ソフトバンクグループ(SBG)が、スイスの再保険大手「スイス・リー」の株式取得に向けて交渉を始めたことが8日分かった。取得額は100億ドル(1兆1千億円)になる可能性があるという。SBGは業界トップクラスの企業への投資をグローバルで進めている。再保険の世界大手であるスイス・リーに出資することでこの戦略を加速する狙いがあるとみられる。

 スイス・リーは7日、「将来的に少数株主になることについて、ソフトバンクと予備的な協議をしている。ただ議論は極めて初期段階で、合意に至る確証はない」とする声明を出した。SBGは「コメントは控える」としている。

 米紙ウォール・ストリート・ジャーナル(電子版)によると、ソフトバンクがスイス・リーの発行済み株式数の最大3分の1を取得する方向で協議しており、取得額は100億ドル以上になる可能性がある。ここ数週間でスイス・リーの経営陣が日本を訪れ、孫正義会長兼社長ら幹部と面会したという。

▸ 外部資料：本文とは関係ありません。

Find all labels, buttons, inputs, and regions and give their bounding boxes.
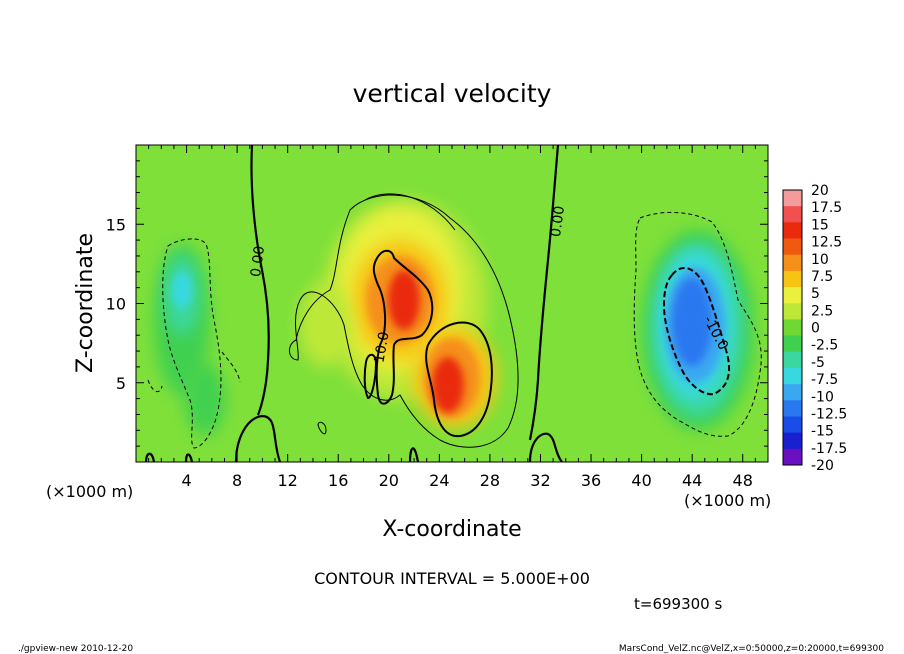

 再保険は自然災害など支払いが巨額になりかねない保険について、保険会社から再保険料をもらい、リスクの一部を引き受ける仕組みだ。スイス・リーはグローバルに展開する世界最大級の再保険会社で、同紙によると、17年6月末時点の資産は2240億ドル。

 SBGは17年にサウジアラビアなどと運用額10兆円規模の「ソフトバンク・ビジョン・ファンド」を立ち上げ、世界の有力企業に投資している。16年には英半導体設計のアーム・ホールディングスを3兆3千億円で買収している。